Winter’s coming on in Sydney, with fog and bitter chills (bitter by Sydney standards – probably balmy if you’re from Saskatchewan). The Writers’ Festival is over and the Film Festival is more than a week away. But there’s Vivid to light up our nights.
The Opera House, Customs House and the MCA become screens for brilliant animation at 6 o’clock every night from last Friday to Monday week. I don’t think any of the three is up to the standard set in the last two years, but it’s still worth joining the crowds at Circular Quay each night for the spectacle. There are luminous spectacles along Macquarie Street, in Luna Park, and in Darling Harbour as well – I haven’t seen them yet, but the photos on the Vivid site are very promising.
Those are the big items. But the walk from the Opera House to the Rocks and down to Walsh Bay involves, I don’t know, hundreds of smaller scale light sculptures and installations. There’s an electric graffiti wall in a lane in the Rocks that has butterflies flying through rainforest – but all the foliage wilts and dies when anyone walks too close. There are myriad mirror balls in a Walsh Bay breezeway. There are enough interactive light-projecting set-ups to keep a family happy for hours.

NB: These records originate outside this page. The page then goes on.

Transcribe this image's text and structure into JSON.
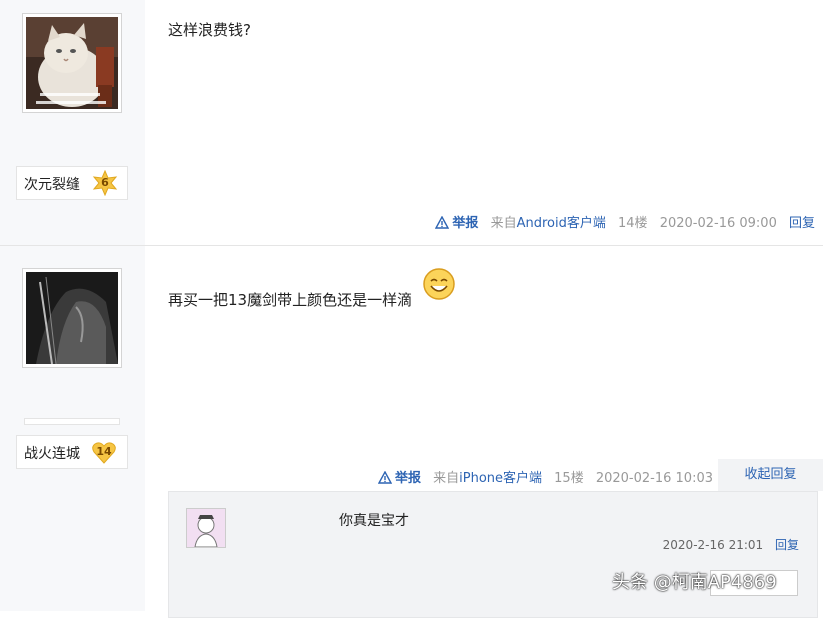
{
  "posts": [
    {
      "user": {
        "name": "次元裂缝",
        "level": "6"
      },
      "content": "这样浪费钱?",
      "meta": {
        "report": "举报",
        "source": "来自",
        "source_link": "Android客户端",
        "floor": "14楼",
        "time": "2020-02-16 09:00",
        "reply": "回复"
      }
    },
    {
      "user": {
        "name": "战火连城",
        "level": "14"
      },
      "content": "再买一把13魔剑带上颜色还是一样滴",
      "meta": {
        "report": "举报",
        "source": "来自",
        "source_link": "iPhone客户端",
        "floor": "15楼",
        "time": "2020-02-16 10:03",
        "collapse": "收起回复"
      },
      "replies": [
        {
          "text": "你真是宝才",
          "time": "2020-2-16 21:01",
          "reply": "回复"
        }
      ]
    }
  ],
  "watermark": "头条 @柯南AP4869",
  "colors": {
    "link": "#2d64b3",
    "sidebar_bg": "#f7f8fa",
    "reply_bg": "#f2f3f5"
  },
  "icons": [
    "warning-triangle-icon",
    "level-star-badge-icon",
    "level-heart-badge-icon",
    "smiley-emoji-icon"
  ]
}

And again this year, my brilliant son Liam and friends are part of it, with their creation, the Morphic Mirror. It’s a responsive funhouse mirror: hold your arms wide and the surface of the mirror contorts so that your reflection broadens; wave your hands in the air, cross your arms over your body, and your image morphs in response. Like the Social Fireflies and Screaming Rapture of previous years, the Morphic Mirror has an intimate, human-sized feel, and as this video demonstrates is a real crowd pleaser, one person at a time.
Morphic Mirror is created by Frank Maguire, Jason McDermott and Liam Ryan.
There’s more to Vivid than the lights. Evidently there’s music and ideas as well. The lights will do me.